The constitution permits individuals to choose or change their religion. The constitution categorizes the right to religious freedom as a "personal right and freedom" and states that any violation of these personal freedoms can be brought before a court of justice. The constitution provides that no individual shall be discriminated against on the grounds of his or her religion. The government does not favor a particular religion, and no tenets of a particular religion are codified in criminal or civil laws.

The government does not establish requirements for recognition of religious groups, nor are the latter required to register.

Religious instruction in public schools is permitted but not required. Schools offer religious instruction in a variety of faiths. Parents are not permitted to homeschool their children for religious or other reasons; however, they may enroll their children in private schools, many of which have a religious affiliation. Students in public schools are allowed to practice all elements of their religion, including wearing religious symbols.

The government provides limited subsidies to a number of public elementary and secondary schools established and managed by various religious organizations. While the teachers are civil servants and the schools are public, religious groups provide all funding, with the exception of teachers' salaries and a small maintenance stipend for the schools.

The armed forces maintain a chaplaincy with Hindu, Muslim, Protestant, and Catholic clergy available to military personnel of all religious groups. While the chaplaincy provides interfaith services, personnel are also welcome to attend outside religious services.

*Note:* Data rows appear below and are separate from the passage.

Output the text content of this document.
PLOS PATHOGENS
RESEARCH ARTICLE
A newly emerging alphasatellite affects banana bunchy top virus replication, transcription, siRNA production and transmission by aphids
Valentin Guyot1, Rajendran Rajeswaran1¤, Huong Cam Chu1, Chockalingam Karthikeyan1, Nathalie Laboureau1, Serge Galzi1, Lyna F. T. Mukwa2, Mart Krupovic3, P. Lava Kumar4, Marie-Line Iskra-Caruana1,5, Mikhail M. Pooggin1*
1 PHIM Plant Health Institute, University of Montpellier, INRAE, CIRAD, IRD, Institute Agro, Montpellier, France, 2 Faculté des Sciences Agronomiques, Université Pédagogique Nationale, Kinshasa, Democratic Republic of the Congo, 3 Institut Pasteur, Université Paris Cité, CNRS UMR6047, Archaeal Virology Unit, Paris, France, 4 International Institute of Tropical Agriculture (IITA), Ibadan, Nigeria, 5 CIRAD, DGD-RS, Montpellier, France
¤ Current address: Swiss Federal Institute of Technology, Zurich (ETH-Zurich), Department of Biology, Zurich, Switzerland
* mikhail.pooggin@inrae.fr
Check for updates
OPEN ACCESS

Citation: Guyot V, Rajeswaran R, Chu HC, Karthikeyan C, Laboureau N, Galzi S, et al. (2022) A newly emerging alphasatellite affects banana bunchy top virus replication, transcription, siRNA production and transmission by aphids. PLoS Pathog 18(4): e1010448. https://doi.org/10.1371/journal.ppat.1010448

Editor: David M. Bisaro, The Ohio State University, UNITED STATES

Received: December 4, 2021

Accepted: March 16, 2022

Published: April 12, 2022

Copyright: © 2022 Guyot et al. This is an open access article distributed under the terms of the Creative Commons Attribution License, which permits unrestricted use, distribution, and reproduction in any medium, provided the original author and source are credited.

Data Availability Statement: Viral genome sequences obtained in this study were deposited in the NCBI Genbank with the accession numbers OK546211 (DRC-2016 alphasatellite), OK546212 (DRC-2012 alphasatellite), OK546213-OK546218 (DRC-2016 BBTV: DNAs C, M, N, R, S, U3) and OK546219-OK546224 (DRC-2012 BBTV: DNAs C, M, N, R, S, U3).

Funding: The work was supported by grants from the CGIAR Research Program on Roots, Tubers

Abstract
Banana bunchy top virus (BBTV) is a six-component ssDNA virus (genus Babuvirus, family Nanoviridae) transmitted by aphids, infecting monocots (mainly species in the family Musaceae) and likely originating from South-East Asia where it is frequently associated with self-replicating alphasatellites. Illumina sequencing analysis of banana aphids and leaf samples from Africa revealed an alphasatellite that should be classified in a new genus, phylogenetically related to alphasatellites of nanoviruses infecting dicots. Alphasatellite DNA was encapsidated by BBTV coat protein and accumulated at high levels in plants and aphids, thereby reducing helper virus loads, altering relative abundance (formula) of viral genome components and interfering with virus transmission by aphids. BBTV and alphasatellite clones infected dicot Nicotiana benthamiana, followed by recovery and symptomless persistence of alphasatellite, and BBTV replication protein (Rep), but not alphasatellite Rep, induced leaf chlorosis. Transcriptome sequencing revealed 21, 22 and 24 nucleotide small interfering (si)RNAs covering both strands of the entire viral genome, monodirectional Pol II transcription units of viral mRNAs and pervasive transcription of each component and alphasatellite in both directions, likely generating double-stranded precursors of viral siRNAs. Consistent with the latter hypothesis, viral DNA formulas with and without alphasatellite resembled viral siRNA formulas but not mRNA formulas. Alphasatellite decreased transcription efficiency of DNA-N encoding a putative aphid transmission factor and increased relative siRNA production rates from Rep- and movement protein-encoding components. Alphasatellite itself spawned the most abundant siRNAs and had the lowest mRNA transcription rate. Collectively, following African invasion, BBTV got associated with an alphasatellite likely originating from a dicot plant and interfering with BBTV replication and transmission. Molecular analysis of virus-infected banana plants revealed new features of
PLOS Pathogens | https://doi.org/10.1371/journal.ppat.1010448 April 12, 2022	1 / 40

The government observes the following religious holidays as national holidays: Holi Phagwa and Diwali (Hindu); Eid al-Fitr and Eid al-Adha (Islamic); and Good Friday, Easter Monday, and Christmas (Christian). Persons of all religious groups tend to celebrate these holidays.

Restrictions on Religious Freedom

The government generally respected religious freedom in law and in practice. There was no change in the status of respect for religious freedom by the government during the reporting period.

Rastafarians believe that marijuana use is necessary for their spiritual order, and that prohibition of its use is a form of discrimination.

There were no reports of abuses, including religious prisoners or detainees, in the country.

Section III. Status of Societal Actions Affecting Enjoyment of Religious Freedom

There were no reports of societal abuses or discrimination based on religious affiliation, belief, or practice, and prominent societal leaders took positive steps to promote religious freedom.

The Inter-Religious Council in Suriname consists of representatives of five religious groups: two Hindu groups, two Muslim groups, and the Catholic Church. Council members meet monthly to discuss planned interfaith activities and their positions on government policies. The council is partially supported by, and consults with, the government. Christians, Hindus, Muslims, and Rastafarians also each have umbrella organizations that bring together congregations of the same faith.

Section IV. U.S. Government Policy

The U.S. government discusses religious freedom with the government as part of its overall policy to promote human rights.